Abstract

While ion-selective electrodes (ISEs) with inner filling solutions are used widely, solid-contact ISEs are better suited for miniaturization and mass manufacturing. Calibration-free measurements with such electrodes require the reproducible control of the phase boundary potential between the ion-selective membrane and the underlying electron conductor. The most promising approach to achieve this goal is based on redox buffers incorporated into the ion-selective membrane. Here we introduce the theory and present experimental data for Co(III), Co(II), Ru(II), Fe(II), and Os(II) compounds that show quantitatively how the phase boundary potential at a solid contact doped with redox-active compounds is affected by weighing errors, reagent impurities, and redox-active interferents.
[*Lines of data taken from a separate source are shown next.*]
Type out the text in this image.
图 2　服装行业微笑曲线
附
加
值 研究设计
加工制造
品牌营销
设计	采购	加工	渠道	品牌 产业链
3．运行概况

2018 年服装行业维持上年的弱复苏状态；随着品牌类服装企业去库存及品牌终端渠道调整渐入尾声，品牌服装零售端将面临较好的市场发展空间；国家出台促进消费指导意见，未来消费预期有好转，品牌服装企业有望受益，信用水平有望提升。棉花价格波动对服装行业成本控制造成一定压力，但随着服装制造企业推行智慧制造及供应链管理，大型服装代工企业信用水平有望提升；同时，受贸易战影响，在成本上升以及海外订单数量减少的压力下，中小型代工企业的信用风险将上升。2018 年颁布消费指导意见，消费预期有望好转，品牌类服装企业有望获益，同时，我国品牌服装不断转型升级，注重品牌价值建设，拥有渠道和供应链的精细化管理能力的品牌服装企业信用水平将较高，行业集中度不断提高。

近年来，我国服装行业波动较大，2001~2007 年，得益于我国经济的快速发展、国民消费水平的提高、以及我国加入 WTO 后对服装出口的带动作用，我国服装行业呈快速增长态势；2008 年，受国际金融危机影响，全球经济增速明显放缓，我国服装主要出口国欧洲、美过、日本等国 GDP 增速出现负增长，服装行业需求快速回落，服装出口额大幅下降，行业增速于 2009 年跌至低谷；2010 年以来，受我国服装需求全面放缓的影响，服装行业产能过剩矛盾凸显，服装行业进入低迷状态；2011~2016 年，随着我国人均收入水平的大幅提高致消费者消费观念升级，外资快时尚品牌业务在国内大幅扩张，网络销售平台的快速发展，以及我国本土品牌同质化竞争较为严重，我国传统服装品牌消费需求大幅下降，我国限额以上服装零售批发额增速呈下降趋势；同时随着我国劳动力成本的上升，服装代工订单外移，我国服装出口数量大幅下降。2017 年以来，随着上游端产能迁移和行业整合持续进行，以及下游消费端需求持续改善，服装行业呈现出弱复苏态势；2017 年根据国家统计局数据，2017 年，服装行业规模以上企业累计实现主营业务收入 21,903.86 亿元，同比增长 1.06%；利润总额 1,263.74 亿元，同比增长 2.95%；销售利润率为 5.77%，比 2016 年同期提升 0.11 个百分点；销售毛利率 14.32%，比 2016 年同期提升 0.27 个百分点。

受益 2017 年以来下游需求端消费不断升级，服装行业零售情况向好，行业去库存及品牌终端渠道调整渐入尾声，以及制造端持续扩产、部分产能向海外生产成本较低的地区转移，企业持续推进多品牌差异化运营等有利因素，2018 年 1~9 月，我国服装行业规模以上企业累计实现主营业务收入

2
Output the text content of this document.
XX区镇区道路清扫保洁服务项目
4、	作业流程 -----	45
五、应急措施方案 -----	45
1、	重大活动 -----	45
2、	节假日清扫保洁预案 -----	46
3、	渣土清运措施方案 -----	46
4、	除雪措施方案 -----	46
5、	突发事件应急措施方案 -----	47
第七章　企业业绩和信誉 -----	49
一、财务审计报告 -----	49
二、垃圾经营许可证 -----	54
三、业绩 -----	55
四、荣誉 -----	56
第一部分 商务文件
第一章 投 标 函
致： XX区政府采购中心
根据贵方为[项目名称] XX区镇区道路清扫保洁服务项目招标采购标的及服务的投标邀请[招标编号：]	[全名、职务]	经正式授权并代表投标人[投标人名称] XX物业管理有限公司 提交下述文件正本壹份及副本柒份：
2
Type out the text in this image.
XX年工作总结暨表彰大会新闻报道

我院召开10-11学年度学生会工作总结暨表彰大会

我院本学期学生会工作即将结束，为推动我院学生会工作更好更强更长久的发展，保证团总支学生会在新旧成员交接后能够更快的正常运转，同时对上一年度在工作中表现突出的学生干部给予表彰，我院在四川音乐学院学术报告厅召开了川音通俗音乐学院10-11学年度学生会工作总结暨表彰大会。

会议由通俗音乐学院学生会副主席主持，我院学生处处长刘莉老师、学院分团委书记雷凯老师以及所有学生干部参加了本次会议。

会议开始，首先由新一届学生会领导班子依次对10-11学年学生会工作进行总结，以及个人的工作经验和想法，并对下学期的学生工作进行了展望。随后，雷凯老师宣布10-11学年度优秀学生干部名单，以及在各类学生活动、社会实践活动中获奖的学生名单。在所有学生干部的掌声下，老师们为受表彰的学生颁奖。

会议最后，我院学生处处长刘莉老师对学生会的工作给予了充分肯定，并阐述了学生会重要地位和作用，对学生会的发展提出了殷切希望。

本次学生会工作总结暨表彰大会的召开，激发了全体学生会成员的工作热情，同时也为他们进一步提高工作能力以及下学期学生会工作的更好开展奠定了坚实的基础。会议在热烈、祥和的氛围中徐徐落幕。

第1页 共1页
Perhaps surprisingly, theory predicts that there is only a minimal dependence of the phase boundary potential on the ratio of the concentrations of a pure oxidized and a pure reduced compounds if those two compounds are not a redox couple. However, theory predicts that even small redox-active impurities of those compounds shift the phase boundary potential drastically. Experimentally, a surprisingly good in-batch reproducibility was observed by us and others for solid contacts prepared to contain either only the reduced or only the oxidized species of a redox couple. This can be explained by redox-active impurities and is unlikely to be repeatable when different suppliers of reagents are used or long-term experiments are performed. This work confirms that the preferred approach to calibration-free sensing is based on redox buffers that comprise the reduced and oxidized species of a redox couple in well-controlled concentrations.